Working on a few projects in rails and I wanted to do something where I could load the site in the browser with a tld and an ssl certificate like people. So going to https://conflict.dev would take me to my local runing dev server for my conflict app. And if I had other things I was working on at the same time, I wanted them to also be able to be loaded in the same way. Oh, and I need them to have ssl certificates so I can test with that as well!

I read a few posts and came to the conclusion that Caddy and a reverse proxy are what I want. In short, I run Caddy and have it reverse proxy my site on port 3000 and publish it to 80 and 448.

Here are the steps that I took to accomplish this:

First thing I want to do is create some signed certificartes in my site root.

mkcert domain.tld

Then I need to make sure I am loading puma and my rails apps on distinct ports. I created a rake task called local for this

desc "launching the rails server on a set port"
task :local do
sh  "rails s -p 3040 --daemon"
sh  "caddy start"
end

As you can see, I am starting puma on port 3040 here and also starting Caddy.

For that last line to work I need to create a file in my project root Caddyfile

domain.tld
reverse_proxy localhost:3040
tls domain.tld.pem domain.tld-key.pem

This sets up the domain and the ssl certificates for the site.

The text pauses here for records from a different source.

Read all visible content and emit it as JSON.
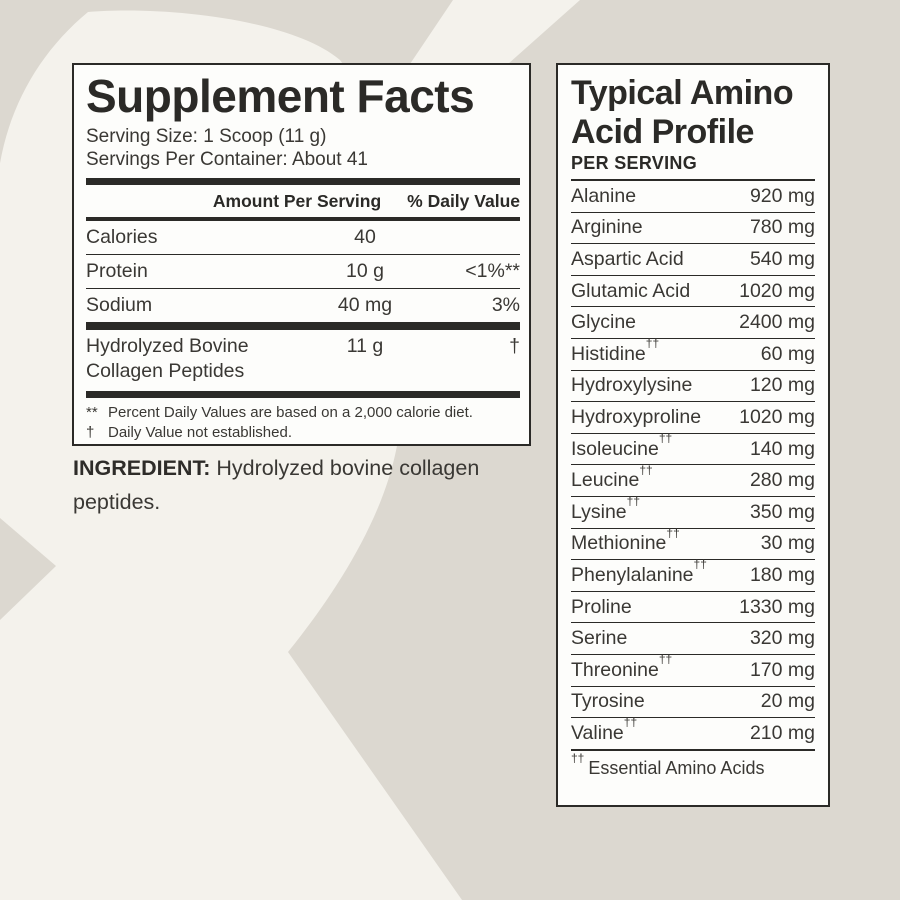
{
  "colors": {
    "page_background": "#dcd8d0",
    "watermark": "#f4f2ec",
    "panel_background": "#fdfdfb",
    "ink": "#2b2a27"
  },
  "supplement_facts": {
    "title": "Supplement Facts",
    "serving_size": "Serving Size: 1 Scoop (11 g)",
    "servings_per_container": "Servings Per Container: About 41",
    "columns": {
      "amount": "Amount Per Serving",
      "daily_value": "% Daily Value"
    },
    "rows": [
      {
        "name": "Calories",
        "amount": "40",
        "dv": ""
      },
      {
        "name": "Protein",
        "amount": "10 g",
        "dv": "<1%**"
      },
      {
        "name": "Sodium",
        "amount": "40 mg",
        "dv": "3%"
      },
      {
        "name": "Hydrolyzed Bovine Collagen Peptides",
        "amount": "11 g",
        "dv": "†"
      }
    ],
    "footnotes": [
      {
        "marker": "**",
        "text": "Percent Daily Values are based on a 2,000 calorie diet."
      },
      {
        "marker": "†",
        "text": "Daily Value not established."
      }
    ]
  },
  "ingredient": {
    "label": "INGREDIENT:",
    "text": " Hydrolyzed bovine collagen peptides."
  },
  "amino_profile": {
    "title": "Typical Amino Acid Profile",
    "subtitle": "PER SERVING",
    "essential_marker": "††",
    "rows": [
      {
        "name": "Alanine",
        "essential": false,
        "amount": "920 mg"
      },
      {
        "name": "Arginine",
        "essential": false,
        "amount": "780 mg"
      },
      {
        "name": "Aspartic Acid",
        "essential": false,
        "amount": "540 mg"
      },
      {
        "name": "Glutamic Acid",
        "essential": false,
        "amount": "1020 mg"
      },
      {
        "name": "Glycine",
        "essential": false,
        "amount": "2400 mg"
      },
      {
        "name": "Histidine",
        "essential": true,
        "amount": "60 mg"
      },
      {
        "name": "Hydroxylysine",
        "essential": false,
        "amount": "120 mg"
      },
      {
        "name": "Hydroxyproline",
        "essential": false,
        "amount": "1020 mg"
      },
      {
        "name": "Isoleucine",
        "essential": true,
        "amount": "140 mg"
      },
      {
        "name": "Leucine",
        "essential": true,
        "amount": "280 mg"
      },
      {
        "name": "Lysine",
        "essential": true,
        "amount": "350 mg"
      },
      {
        "name": "Methionine",
        "essential": true,
        "amount": "30 mg"
      },
      {
        "name": "Phenylalanine",
        "essential": true,
        "amount": "180 mg"
      },
      {
        "name": "Proline",
        "essential": false,
        "amount": "1330 mg"
      },
      {
        "name": "Serine",
        "essential": false,
        "amount": "320 mg"
      },
      {
        "name": "Threonine",
        "essential": true,
        "amount": "170 mg"
      },
      {
        "name": "Tyrosine",
        "essential": false,
        "amount": "20 mg"
      },
      {
        "name": "Valine",
        "essential": true,
        "amount": "210 mg"
      }
    ],
    "footnote": {
      "marker": "††",
      "text": "Essential Amino Acids"
    }
  }
}
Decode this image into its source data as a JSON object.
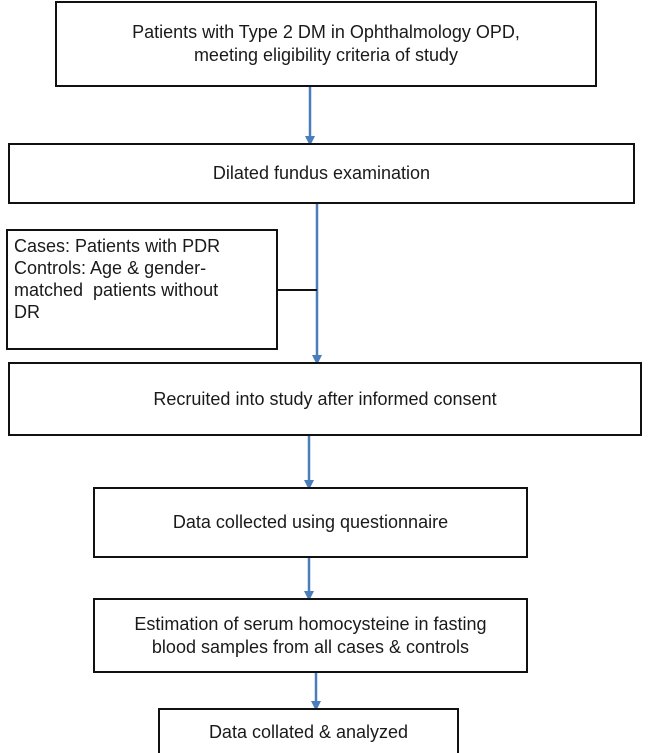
{
  "colors": {
    "arrow": "#4a7ebb",
    "box_border": "#111111",
    "text": "#1a1a1a",
    "background": "#ffffff"
  },
  "steps": {
    "step1": {
      "line1": "Patients with Type 2 DM in Ophthalmology OPD,",
      "line2": "meeting eligibility criteria of study"
    },
    "step2": {
      "line1": "Dilated fundus examination"
    },
    "side_note": {
      "line1": "Cases: Patients with PDR",
      "line2": "Controls: Age & gender-",
      "line3": "matched  patients without",
      "line4": "DR"
    },
    "step3": {
      "line1": "Recruited into study after informed consent"
    },
    "step4": {
      "line1": "Data collected using questionnaire"
    },
    "step5": {
      "line1": "Estimation of serum homocysteine in fasting",
      "line2": "blood samples from all cases & controls"
    },
    "step6": {
      "line1": "Data collated & analyzed"
    }
  }
}
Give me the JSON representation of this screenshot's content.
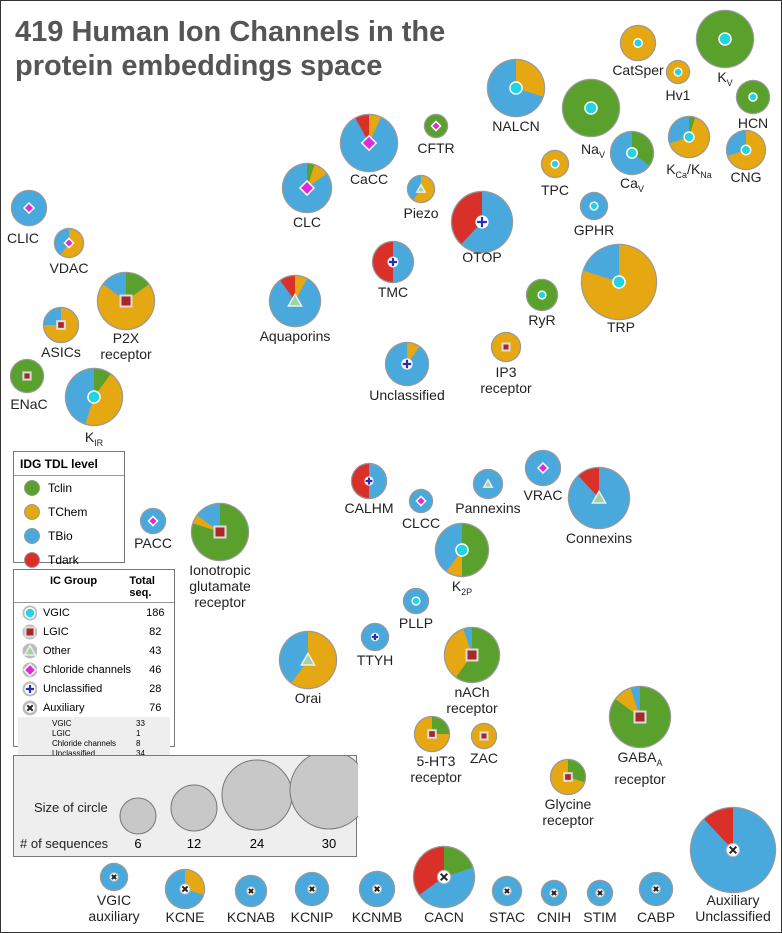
{
  "title": "419 Human Ion Channels in the protein embeddings space",
  "colors": {
    "Tclin": "#5aa02c",
    "TChem": "#e5a712",
    "TBio": "#4aa9dc",
    "Tdark": "#d9312a"
  },
  "tdl_legend": {
    "title": "IDG TDL level",
    "items": [
      {
        "label": "Tclin",
        "color": "#5aa02c"
      },
      {
        "label": "TChem",
        "color": "#e5a712"
      },
      {
        "label": "TBio",
        "color": "#4aa9dc"
      },
      {
        "label": "Tdark",
        "color": "#d9312a"
      }
    ]
  },
  "ic_legend": {
    "header_group": "IC Group",
    "header_total": "Total seq.",
    "rows": [
      {
        "symbol": "VGIC",
        "label": "VGIC",
        "total": "186"
      },
      {
        "symbol": "LGIC",
        "label": "LGIC",
        "total": "82"
      },
      {
        "symbol": "Other",
        "label": "Other",
        "total": "43"
      },
      {
        "symbol": "Chloride",
        "label": "Chloride channels",
        "total": "46"
      },
      {
        "symbol": "Unclassified",
        "label": "Unclassified",
        "total": "28"
      },
      {
        "symbol": "Auxiliary",
        "label": "Auxiliary",
        "total": "76"
      }
    ],
    "aux_breakdown": [
      {
        "label": "VGIC",
        "total": "33"
      },
      {
        "label": "LGIC",
        "total": "1"
      },
      {
        "label": "Chloride channels",
        "total": "8"
      },
      {
        "label": "Unclassified",
        "total": "34"
      }
    ]
  },
  "size_legend": {
    "title": "Size of circle",
    "row_label": "# of sequences",
    "sizes": [
      6,
      12,
      24,
      30
    ]
  },
  "chart_data": {
    "type": "pie",
    "title": "419 Human Ion Channels in the protein embeddings space",
    "description_of_encoding": "Each pie = one ion channel family; size = number of sequences; slices = TDL level fractions (Tclin, TChem, TBio, Tdark); center symbol = IC group",
    "families": [
      {
        "label": "CLIC",
        "group": "Chloride",
        "slices": [
          0,
          0,
          1,
          0
        ]
      },
      {
        "label": "VDAC",
        "group": "Chloride",
        "slices": [
          0,
          0.6,
          0.4,
          0
        ]
      },
      {
        "label": "ASICs",
        "group": "LGIC",
        "slices": [
          0,
          0.75,
          0.25,
          0
        ]
      },
      {
        "label": "P2X receptor",
        "group": "LGIC",
        "slices": [
          0.15,
          0.7,
          0.15,
          0
        ]
      },
      {
        "label": "ENaC",
        "group": "LGIC",
        "slices": [
          1,
          0,
          0,
          0
        ]
      },
      {
        "label": "KIR",
        "group": "VGIC",
        "slices": [
          0.1,
          0.45,
          0.45,
          0
        ]
      },
      {
        "label": "CLC",
        "group": "Chloride",
        "slices": [
          0.05,
          0.1,
          0.85,
          0
        ]
      },
      {
        "label": "CaCC",
        "group": "Chloride",
        "slices": [
          0,
          0.07,
          0.85,
          0.08
        ]
      },
      {
        "label": "CFTR",
        "group": "Chloride",
        "slices": [
          1,
          0,
          0,
          0
        ]
      },
      {
        "label": "Piezo",
        "group": "Other",
        "slices": [
          0,
          0.6,
          0.4,
          0
        ]
      },
      {
        "label": "Aquaporins",
        "group": "Other",
        "slices": [
          0,
          0.08,
          0.82,
          0.1
        ]
      },
      {
        "label": "TMC",
        "group": "Unclassified",
        "slices": [
          0,
          0,
          0.5,
          0.5
        ]
      },
      {
        "label": "OTOP",
        "group": "Unclassified",
        "slices": [
          0,
          0,
          0.62,
          0.38
        ]
      },
      {
        "label": "Unclassified",
        "group": "Unclassified",
        "slices": [
          0,
          0.1,
          0.9,
          0
        ]
      },
      {
        "label": "NALCN",
        "group": "VGIC",
        "slices": [
          0,
          0.3,
          0.7,
          0
        ]
      },
      {
        "label": "NaV",
        "group": "VGIC",
        "slices": [
          1,
          0,
          0,
          0
        ]
      },
      {
        "label": "CatSper",
        "group": "VGIC",
        "slices": [
          0,
          1,
          0,
          0
        ]
      },
      {
        "label": "Hv1",
        "group": "VGIC",
        "slices": [
          0,
          1,
          0,
          0
        ]
      },
      {
        "label": "KV",
        "group": "VGIC",
        "slices": [
          1,
          0,
          0,
          0
        ]
      },
      {
        "label": "HCN",
        "group": "VGIC",
        "slices": [
          1,
          0,
          0,
          0
        ]
      },
      {
        "label": "TPC",
        "group": "VGIC",
        "slices": [
          0,
          1,
          0,
          0
        ]
      },
      {
        "label": "CaV",
        "group": "VGIC",
        "slices": [
          0.35,
          0,
          0.65,
          0
        ]
      },
      {
        "label": "KCa/KNa",
        "group": "VGIC",
        "slices": [
          0.05,
          0.65,
          0.3,
          0
        ]
      },
      {
        "label": "CNG",
        "group": "VGIC",
        "slices": [
          0,
          0.7,
          0.3,
          0
        ]
      },
      {
        "label": "GPHR",
        "group": "VGIC",
        "slices": [
          0,
          0,
          1,
          0
        ]
      },
      {
        "label": "TRP",
        "group": "VGIC",
        "slices": [
          0,
          0.8,
          0.2,
          0
        ]
      },
      {
        "label": "RyR",
        "group": "VGIC",
        "slices": [
          1,
          0,
          0,
          0
        ]
      },
      {
        "label": "IP3 receptor",
        "group": "LGIC",
        "slices": [
          0,
          1,
          0,
          0
        ]
      },
      {
        "label": "CALHM",
        "group": "Unclassified",
        "slices": [
          0,
          0,
          0.5,
          0.5
        ]
      },
      {
        "label": "CLCC",
        "group": "Chloride",
        "slices": [
          0,
          0,
          1,
          0
        ]
      },
      {
        "label": "Pannexins",
        "group": "Other",
        "slices": [
          0,
          0,
          1,
          0
        ]
      },
      {
        "label": "VRAC",
        "group": "Chloride",
        "slices": [
          0,
          0,
          1,
          0
        ]
      },
      {
        "label": "Connexins",
        "group": "Other",
        "slices": [
          0,
          0,
          0.88,
          0.12
        ]
      },
      {
        "label": "K2P",
        "group": "VGIC",
        "slices": [
          0.5,
          0.1,
          0.4,
          0
        ]
      },
      {
        "label": "PACC",
        "group": "Chloride",
        "slices": [
          0,
          0,
          1,
          0
        ]
      },
      {
        "label": "Ionotropic glutamate receptor",
        "group": "LGIC",
        "slices": [
          0.8,
          0.05,
          0.15,
          0
        ]
      },
      {
        "label": "PLLP",
        "group": "VGIC",
        "slices": [
          0,
          0,
          1,
          0
        ]
      },
      {
        "label": "TTYH",
        "group": "Unclassified",
        "slices": [
          0,
          0,
          1,
          0
        ]
      },
      {
        "label": "Orai",
        "group": "Other",
        "slices": [
          0,
          0.6,
          0.4,
          0
        ]
      },
      {
        "label": "nACh receptor",
        "group": "LGIC",
        "slices": [
          0.6,
          0.35,
          0.05,
          0
        ]
      },
      {
        "label": "5-HT3 receptor",
        "group": "LGIC",
        "slices": [
          0.25,
          0.75,
          0,
          0
        ]
      },
      {
        "label": "ZAC",
        "group": "LGIC",
        "slices": [
          0,
          1,
          0,
          0
        ]
      },
      {
        "label": "GABAA receptor",
        "group": "LGIC",
        "slices": [
          0.85,
          0.1,
          0.05,
          0
        ]
      },
      {
        "label": "Glycine receptor",
        "group": "LGIC",
        "slices": [
          0.3,
          0.7,
          0,
          0
        ]
      },
      {
        "label": "VGIC auxiliary",
        "group": "Auxiliary",
        "slices": [
          0,
          0,
          1,
          0
        ]
      },
      {
        "label": "KCNE",
        "group": "Auxiliary",
        "slices": [
          0,
          0.3,
          0.7,
          0
        ]
      },
      {
        "label": "KCNAB",
        "group": "Auxiliary",
        "slices": [
          0,
          0,
          1,
          0
        ]
      },
      {
        "label": "KCNIP",
        "group": "Auxiliary",
        "slices": [
          0,
          0,
          1,
          0
        ]
      },
      {
        "label": "KCNMB",
        "group": "Auxiliary",
        "slices": [
          0,
          0,
          1,
          0
        ]
      },
      {
        "label": "CACN",
        "group": "Auxiliary",
        "slices": [
          0.2,
          0,
          0.45,
          0.35
        ]
      },
      {
        "label": "STAC",
        "group": "Auxiliary",
        "slices": [
          0,
          0,
          1,
          0
        ]
      },
      {
        "label": "CNIH",
        "group": "Auxiliary",
        "slices": [
          0,
          0,
          1,
          0
        ]
      },
      {
        "label": "STIM",
        "group": "Auxiliary",
        "slices": [
          0,
          0,
          1,
          0
        ]
      },
      {
        "label": "CABP",
        "group": "Auxiliary",
        "slices": [
          0,
          0,
          1,
          0
        ]
      },
      {
        "label": "Auxiliary Unclassified",
        "group": "Auxiliary",
        "slices": [
          0,
          0,
          0.88,
          0.12
        ]
      }
    ]
  }
}
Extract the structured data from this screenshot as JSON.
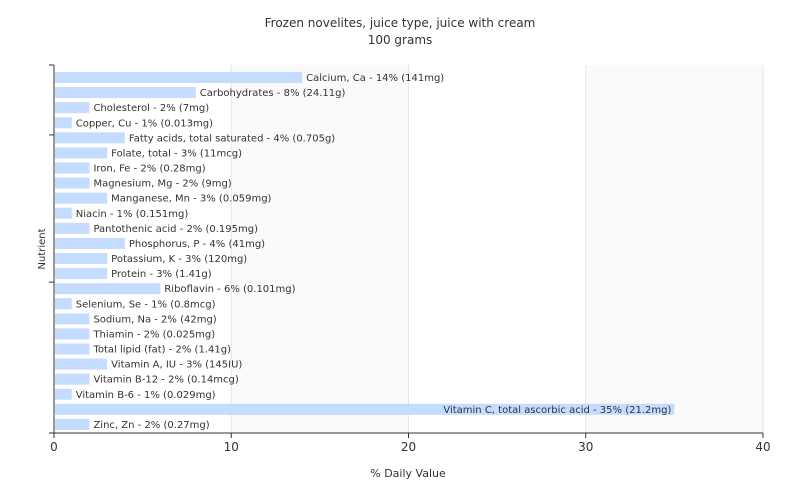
{
  "chart_data": {
    "type": "bar",
    "orientation": "horizontal",
    "title": "Frozen novelites, juice type, juice with cream",
    "subtitle": "100 grams",
    "xlabel": "% Daily Value",
    "ylabel": "Nutrient",
    "xlim": [
      0,
      40
    ],
    "xticks": [
      0,
      10,
      20,
      30,
      40
    ],
    "grid": true,
    "bar_color": "#c4dcff",
    "categories": [
      "Calcium, Ca",
      "Carbohydrates",
      "Cholesterol",
      "Copper, Cu",
      "Fatty acids, total saturated",
      "Folate, total",
      "Iron, Fe",
      "Magnesium, Mg",
      "Manganese, Mn",
      "Niacin",
      "Pantothenic acid",
      "Phosphorus, P",
      "Potassium, K",
      "Protein",
      "Riboflavin",
      "Selenium, Se",
      "Sodium, Na",
      "Thiamin",
      "Total lipid (fat)",
      "Vitamin A, IU",
      "Vitamin B-12",
      "Vitamin B-6",
      "Vitamin C, total ascorbic acid",
      "Zinc, Zn"
    ],
    "values": [
      14,
      8,
      2,
      1,
      4,
      3,
      2,
      2,
      3,
      1,
      2,
      4,
      3,
      3,
      6,
      1,
      2,
      2,
      2,
      3,
      2,
      1,
      35,
      2
    ],
    "labels": [
      "Calcium, Ca - 14% (141mg)",
      "Carbohydrates - 8% (24.11g)",
      "Cholesterol - 2% (7mg)",
      "Copper, Cu - 1% (0.013mg)",
      "Fatty acids, total saturated - 4% (0.705g)",
      "Folate, total - 3% (11mcg)",
      "Iron, Fe - 2% (0.28mg)",
      "Magnesium, Mg - 2% (9mg)",
      "Manganese, Mn - 3% (0.059mg)",
      "Niacin - 1% (0.151mg)",
      "Pantothenic acid - 2% (0.195mg)",
      "Phosphorus, P - 4% (41mg)",
      "Potassium, K - 3% (120mg)",
      "Protein - 3% (1.41g)",
      "Riboflavin - 6% (0.101mg)",
      "Selenium, Se - 1% (0.8mcg)",
      "Sodium, Na - 2% (42mg)",
      "Thiamin - 2% (0.025mg)",
      "Total lipid (fat) - 2% (1.41g)",
      "Vitamin A, IU - 3% (145IU)",
      "Vitamin B-12 - 2% (0.14mcg)",
      "Vitamin B-6 - 1% (0.029mg)",
      "Vitamin C, total ascorbic acid - 35% (21.2mg)",
      "Zinc, Zn - 2% (0.27mg)"
    ]
  }
}
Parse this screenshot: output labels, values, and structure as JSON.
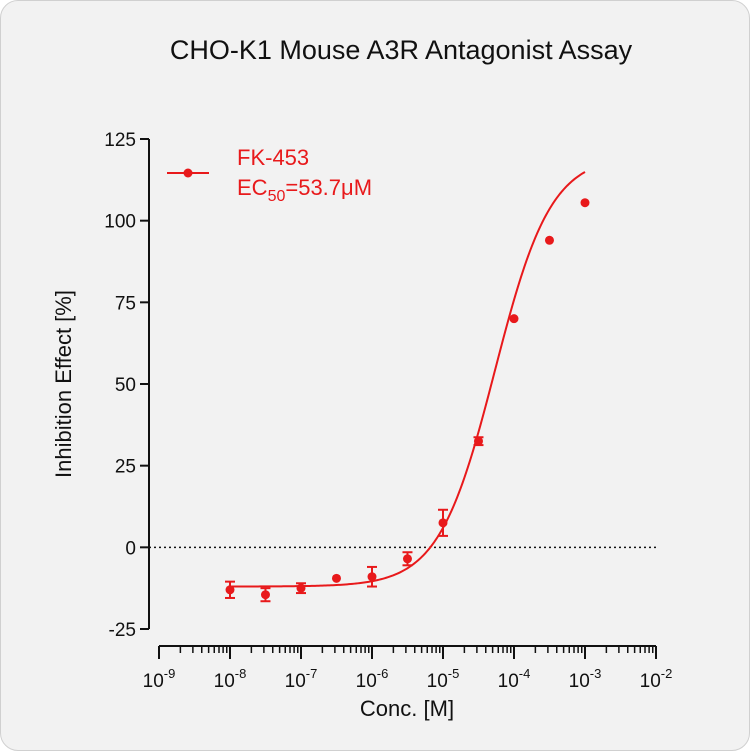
{
  "chart_data": {
    "type": "scatter",
    "title": "CHO-K1 Mouse A3R Antagonist Assay",
    "xlabel": "Conc. [M]",
    "ylabel": "Inhibition Effect [%]",
    "x_scale": "log",
    "xlim": [
      1e-09,
      0.01
    ],
    "ylim": [
      -25,
      125
    ],
    "x_ticks": [
      {
        "value": 1e-09,
        "base": "10",
        "exp": "-9"
      },
      {
        "value": 1e-08,
        "base": "10",
        "exp": "-8"
      },
      {
        "value": 1e-07,
        "base": "10",
        "exp": "-7"
      },
      {
        "value": 1e-06,
        "base": "10",
        "exp": "-6"
      },
      {
        "value": 1e-05,
        "base": "10",
        "exp": "-5"
      },
      {
        "value": 0.0001,
        "base": "10",
        "exp": "-4"
      },
      {
        "value": 0.001,
        "base": "10",
        "exp": "-3"
      },
      {
        "value": 0.01,
        "base": "10",
        "exp": "-2"
      }
    ],
    "y_ticks": [
      {
        "value": 125,
        "label": "125"
      },
      {
        "value": 100,
        "label": "100"
      },
      {
        "value": 75,
        "label": "75"
      },
      {
        "value": 50,
        "label": "50"
      },
      {
        "value": 25,
        "label": "25"
      },
      {
        "value": 0,
        "label": "0"
      },
      {
        "value": -25,
        "label": "-25"
      }
    ],
    "reference_line": {
      "y": 0,
      "style": "dotted"
    },
    "grid": false,
    "legend_position": "top-left",
    "series": [
      {
        "name": "FK-453",
        "annotation_prefix": "EC",
        "annotation_subscript": "50",
        "annotation_value": "=53.7μM",
        "color": "#e8191b",
        "points": [
          {
            "x": 1e-08,
            "y": -13.0,
            "err": 2.5
          },
          {
            "x": 3.16e-08,
            "y": -14.5,
            "err": 2.0
          },
          {
            "x": 1e-07,
            "y": -12.5,
            "err": 1.5
          },
          {
            "x": 3.16e-07,
            "y": -9.5,
            "err": 0.5
          },
          {
            "x": 1e-06,
            "y": -9.0,
            "err": 3.0
          },
          {
            "x": 3.16e-06,
            "y": -3.5,
            "err": 2.0
          },
          {
            "x": 1e-05,
            "y": 7.5,
            "err": 4.0
          },
          {
            "x": 3.16e-05,
            "y": 32.5,
            "err": 1.2
          },
          {
            "x": 0.0001,
            "y": 70.0,
            "err": 0.5
          },
          {
            "x": 0.000316,
            "y": 94.0,
            "err": 0.5
          },
          {
            "x": 0.001,
            "y": 105.5,
            "err": 0.5
          }
        ],
        "fit": {
          "bottom": -12,
          "top": 120,
          "ec50": 5.37e-05,
          "hill": 1.1
        }
      }
    ]
  }
}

In order to make sure that rails security recognizes your new domain you will need to edit config/environments/development.rb Just add the line:

config.hosts << "domain.tld"

The last thing that we need to do is setup the hosts records. It’s as easy as adding 127.0.0.1 domain.tld

Now, to get this all up and running, I just run rake local and all the services are spun up and I can goto my site in the browser as if it were a live site!